I am effectively brand new to Kicad and quite new to the field of electronics - currently distance learning at college of West Anglia.
I now see Kicad as an end to end solution (concept to completion) and simulation as an integral part of that process. But boy has simulation been a bittersweet experience. Whilst some others were turning up at tutorials with sheets of graph paper with hand-drawn creations; me and a couple of other ‘converters’ had plotted and proven schematics to offer with accompanying evidence sheets and plots.
At first, I couldn’t get my head around simulation at all, so resorted to circuit drawing in Kicad - plotting in ltspice - then printing both off separately. Very cumbersome. After spending hours dredging through the www and cobbling bits and pieces of info together I am now getting to grips with Kicad and simulation.

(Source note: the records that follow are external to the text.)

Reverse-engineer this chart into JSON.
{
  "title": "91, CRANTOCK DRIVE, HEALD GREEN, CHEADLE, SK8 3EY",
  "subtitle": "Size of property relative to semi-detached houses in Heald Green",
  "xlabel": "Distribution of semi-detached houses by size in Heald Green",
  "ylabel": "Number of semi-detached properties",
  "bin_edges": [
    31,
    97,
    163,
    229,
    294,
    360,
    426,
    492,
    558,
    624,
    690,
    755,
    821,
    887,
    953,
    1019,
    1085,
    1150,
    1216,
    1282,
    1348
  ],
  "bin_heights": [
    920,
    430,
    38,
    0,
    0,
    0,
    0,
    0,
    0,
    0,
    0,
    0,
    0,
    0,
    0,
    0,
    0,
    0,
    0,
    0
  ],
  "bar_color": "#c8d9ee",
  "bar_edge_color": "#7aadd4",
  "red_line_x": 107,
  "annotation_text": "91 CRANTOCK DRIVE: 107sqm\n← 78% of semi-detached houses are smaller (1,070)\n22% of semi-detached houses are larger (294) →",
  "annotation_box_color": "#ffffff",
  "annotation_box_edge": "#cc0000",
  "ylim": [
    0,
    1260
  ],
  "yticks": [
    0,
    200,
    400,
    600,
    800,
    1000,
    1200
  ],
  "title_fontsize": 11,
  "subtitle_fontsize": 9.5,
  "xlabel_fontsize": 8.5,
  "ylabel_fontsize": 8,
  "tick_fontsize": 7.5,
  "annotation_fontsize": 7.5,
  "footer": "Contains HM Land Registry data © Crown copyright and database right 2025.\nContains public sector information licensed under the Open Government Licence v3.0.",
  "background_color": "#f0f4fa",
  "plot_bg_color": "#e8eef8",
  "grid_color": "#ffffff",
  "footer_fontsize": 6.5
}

Now I need to get a grip of spice directives and ‘of course’ my electronics study!
But without a doubt, Kicad is the way for me and I think some of my chums on the course are coming round to the idea as well.
NB many of the spice models available on the www don’t work with kicad it seems… Comments welcome.
You will need ngspice-30 and set the variable ngbehavior, as described in http://ngspice.sourceforge.net/ngspice-eeschema.html#setting. Then all Spice, PSPICE and TINA models may be used. Most IC companies offer such models. LTSPICE models may be used as well, if they don’t use proprietary devices (e.g. LTSPICE A devices). If so, one has to find a special replacement for this A device.
Unfortunately the current KiCad is delivered with ngspice-27, still not having this compatibility flag. You may vote for the upgrade by supporting my bug report at https://bugs.launchpad.net/kicad/+bug/1821520 by clicking onto the “Does this bug effect you?” button.
ngspice however will not be able to read encrypted models. Unfortunately some semiconductor vendors only offer encrypted models for their more complex ICs, to prevent people from having a look at their internals. These models cannot be made compatible with an open source simulator. You may request for an unencrypted model with the vendor, perhaps you may get it after signing a NDA.
I have already read the into you mention but it refers to Windows and Linux. No mention of MAC. I have already downloaded and installed ngspice-30, but it only seems to work in terminal mode, no GUI.
Can you advise how I can implement ngspice-30 on a MAC
. That would be exceedingly helpful. I’m not much of a computer geek, only just starting to learn spice directives out of necessity to fulfil myself and the forthcoming objectives of the course I am following.
ngspice-30 for KiCad is now available in the current nightly for Windows towards KiCad 6 (see https://bugs.launchpad.net/kicad/+bug/1821520). The macOS package maintainer hopefully will consider this as well (or he has to be alerted to do so). I cannot provide a macOS shared library of ngspice-30.
To get the ngspice version from inside KiCad, you have to do a trick:
Open empty eeschema window.
Edit a text box (T from the right column) and type in the following:
.op $ just a dummy command here
.control
version
.endc
.op just gives a simulation command, the .control section will return the ngspice version.
Now do Tools–>Simulator–>Run Simulation
and you will see the ngspice version.
Unfortunatly, KiCad 5.1.2 stable in macOS (downloaded last month) seems to ship with ngspice26. (I’m not in front of my computer to check the exact version string). I have a homebrew installed ngspice30 but can’t seem to link that to kicad.
It seems to me that homebrew is not offering the shared library version of ngspice-30 that is required for linking with KiCad. libngspice version 28 is available, but that’s not quite what I would recommend. Maybe you can urge the homebrew people to upgrade their libngspice?
TBH, I have never tried building Kicad from source - the instructions seemed rather daunting and I have generally been happy with either the latest stable or testing the odd nightly build of what would become 5 & 5.1 when nearly mature in the development cycle. I have not played much with the simulator yet - it is clearly making a lot of progress but I have tended to fall back on LTSpice and QUCS for something with a GUI on macOS. Patching build scripts in any way that doesn’t involve spoon-feeding me the instructions is probably, sadly, outside my skillset.
@John_Pateman using the build scripts with build.py --target package-kicad-nightly should work out of the box. Then you can patch the relevant file and retry.